The engineering problems — API integrations, automation pipelines, deployment configurations — those took days, maybe a week total. What took longer was calibrating the outputs for each property’s specific situation. A report that works for a Hengchun beachfront property doesn’t work for a mountain guesthouse in Nantou. The business context files are still evolving as I learn what each owner actually pays attention to.
The other thing that took time: getting owners to trust the outputs enough to act on them. An accurate report that owners file away and don’t use is just expensive automation. The goal was systems they’d actually rely on — which meant iterating on the format, the language, the level of detail, based on what generated real conversations about decisions.
Why One Developer Can Do This Now
Three months, five codebases, nine clients, three automated systems running weekly. A few years ago this work probably wouldn’t have happened at all — not because nobody wanted to do it, but because these clients couldn’t afford the cost of making it happen. Engineering, data analysis, ad optimization, weekly reporting — each piece used to require dedicated headcount, and together they add up to a budget that’s simply out of reach for a small B&B.

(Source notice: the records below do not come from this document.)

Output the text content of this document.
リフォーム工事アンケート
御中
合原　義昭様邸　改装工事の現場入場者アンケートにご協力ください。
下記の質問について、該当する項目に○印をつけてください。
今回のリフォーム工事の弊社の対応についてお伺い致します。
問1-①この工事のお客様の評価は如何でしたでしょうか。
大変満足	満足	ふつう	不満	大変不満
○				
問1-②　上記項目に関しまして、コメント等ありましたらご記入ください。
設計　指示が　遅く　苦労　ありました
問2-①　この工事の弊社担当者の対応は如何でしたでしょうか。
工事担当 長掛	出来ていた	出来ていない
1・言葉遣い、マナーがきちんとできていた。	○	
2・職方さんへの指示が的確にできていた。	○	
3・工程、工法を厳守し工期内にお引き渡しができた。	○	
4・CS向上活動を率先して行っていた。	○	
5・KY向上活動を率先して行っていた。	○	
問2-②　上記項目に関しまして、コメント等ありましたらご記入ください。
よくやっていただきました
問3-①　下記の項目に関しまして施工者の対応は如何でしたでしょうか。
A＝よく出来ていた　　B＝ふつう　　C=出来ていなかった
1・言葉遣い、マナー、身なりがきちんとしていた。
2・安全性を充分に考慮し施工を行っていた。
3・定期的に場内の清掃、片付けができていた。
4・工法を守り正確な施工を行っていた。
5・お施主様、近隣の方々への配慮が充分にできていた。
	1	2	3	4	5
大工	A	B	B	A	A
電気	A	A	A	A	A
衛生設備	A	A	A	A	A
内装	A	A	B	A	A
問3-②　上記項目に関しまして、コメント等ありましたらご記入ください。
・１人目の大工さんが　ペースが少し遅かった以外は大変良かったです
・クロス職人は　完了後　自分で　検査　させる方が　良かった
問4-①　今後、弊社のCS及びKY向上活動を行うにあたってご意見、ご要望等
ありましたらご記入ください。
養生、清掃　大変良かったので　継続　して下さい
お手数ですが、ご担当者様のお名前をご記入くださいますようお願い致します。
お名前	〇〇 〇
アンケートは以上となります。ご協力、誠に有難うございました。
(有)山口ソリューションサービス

AI tooling changed what’s possible alone. Claude handles the analysis layer that would otherwise require either a specialized analyst or extremely rigid rule-based logic. GitHub Actions handles the orchestration that would otherwise require standing infrastructure. Astro’s architecture handles the performance optimization that would otherwise require careful manual tuning.
What AI didn’t do: decide what the businesses actually needed, design the system architecture, figure out why owners weren’t looking at GA4, or notice that the Sheets approach would make the ads system feel more trustworthy than a database. Those were judgment calls.
The pattern I keep finding: AI handles execution at a pace I couldn’t match alone; the decisions about what to execute still require someone who understands the problem. The combination is what made this scale of work possible in three months.
What’s Running Now
Five sites. Automated deploys on every commit. Nine B&Bs receiving automated weekly reports. Ads health checks for the properties running Google campaigns. Owners with admin panels they can use without calling me.
The system keeps running. When a new property comes on, I add a site config and a business-context.md. The automation picks it up automatically.
The work isn’t done — it never is. But the foundation is there, and it’s running without me watching it every day. That was always the goal.